Il y a plus d’un siècle, la Cour de cassation rendait ses premiers arrêts affirmant le principe de libre révocation des administrateurs de sociétés anonymes. Personne ne sera donc surpris que la présente décision (Cass. com., 26 avril 2017, n° 15-12888), se bornant à appliquer ce principe d’ordre public, ne soit pas publiée au bulletin.
En l’espèce, deux sociétés fusionnent et un pacte extrastatutaire est conclu entre les actionnaires de la société anonyme résultante, prévoyant notamment que ladite société « serait administrée par un conseil d’administration composé par un nombre pair de membres choisis à parité parmi les candidats présentés par les titulaires d’actions ». De plus, les rédacteurs du pacte y mentionnent de manière nominative l’identité du futur président ainsi que du directeur général.
L’associé majoritaire, en assemblée générale, révoque le minoritaire de ses fonctions d’administrateur, emportant au passage son titre de directeur général. L’administrateur déchu, actionnaire minoritaire, assigne donc en violation des engagements issu du pacte ; la Cour d’appel ne fait pas droit à la demande de dommages et intérêt à l’encontre de l’actionnaire majoritaire.
La cour régulatrice, au rappel de l’ancestral principe d’ordre public selon lequel « est illicite toute stipulation ayant pour objet ou pour effet de porter atteinte à la libre révocabilité de l’administrateur d’une société anonyme », rejette le pourvoi introduit par l’administrateur déchu. Le défendeur ne peut donc voir sa responsabilité engagée et la violation du pacte, non contestée, restera « impunie ».
Cette décision ne contribue toutefois pas à l’affaiblissement du pacte d’actionnaire car elle se borne à rappeler à l’attention des rédacteurs d’actes qu’en matière de pacte extrastatutaire, une indication nominative relative à la gouvernance d’une société anonyme est fortement périlleuse. En effet, la stipulation du pacte ne saurait recevoir exécution en cas de révocation.
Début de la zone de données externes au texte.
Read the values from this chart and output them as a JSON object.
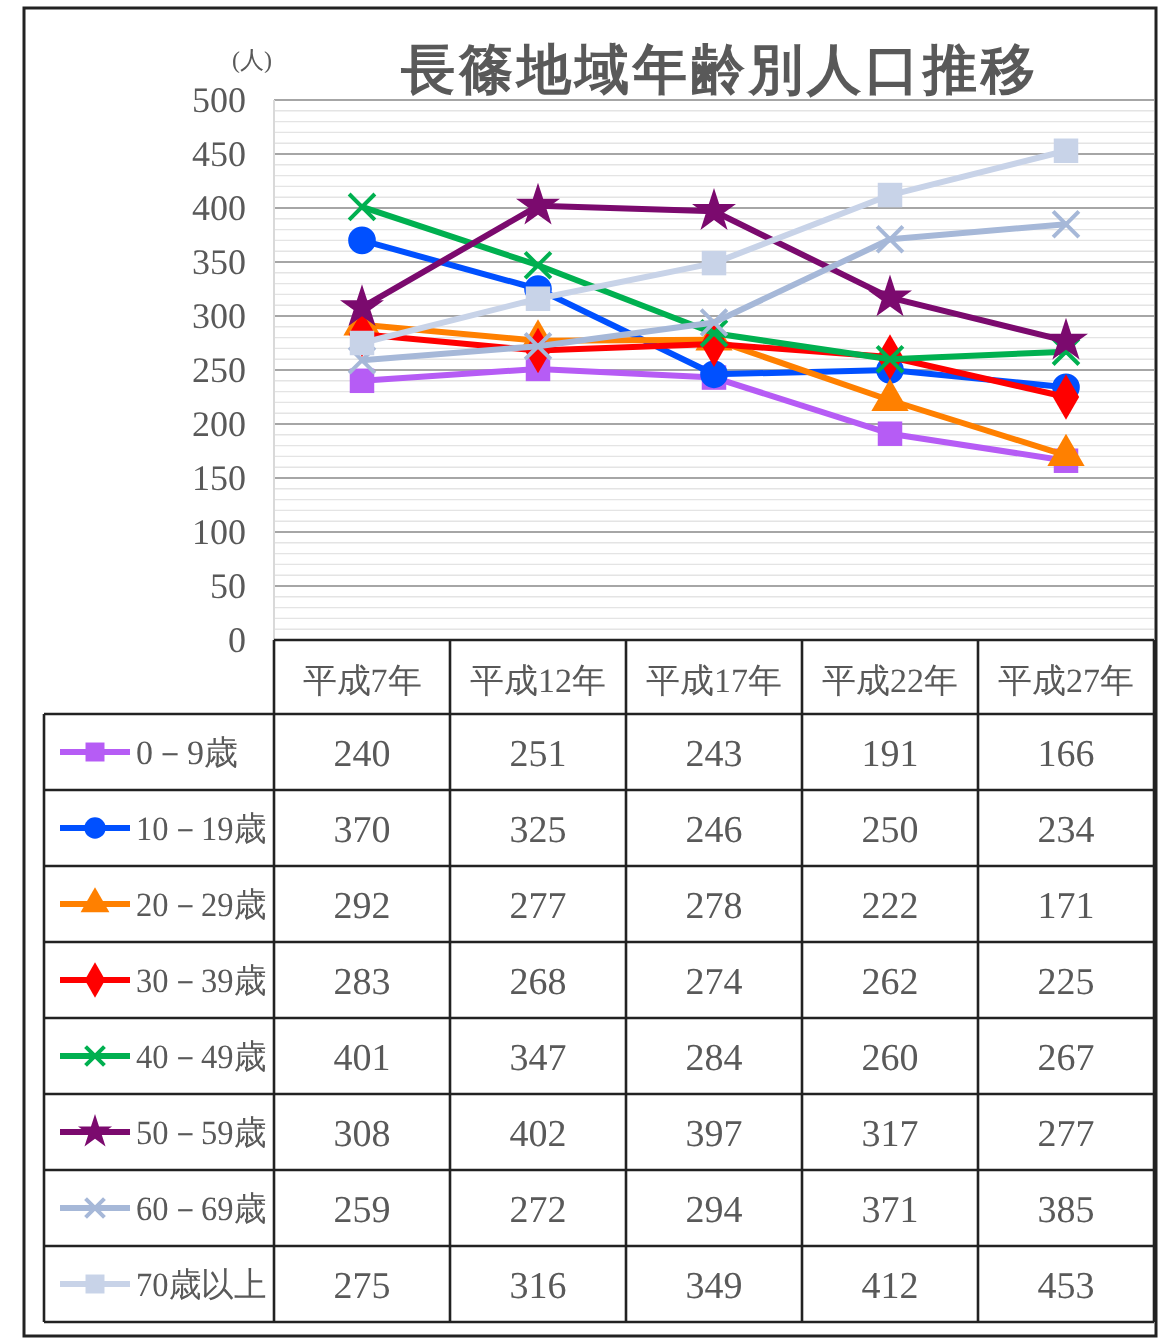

Sans doute le couperet de la révocation ad nutum aura-t-il été émoussé par la jurisprudence exigeant désormais qu’elle soit non vexatoire et respecte le principe du contradictoire. Emoussée dans ses conditions de validité, la révocation ad nutum ne perd rien de son tranchant de principe … et un pacte d’actionnaire ne saurait y faire obstacle.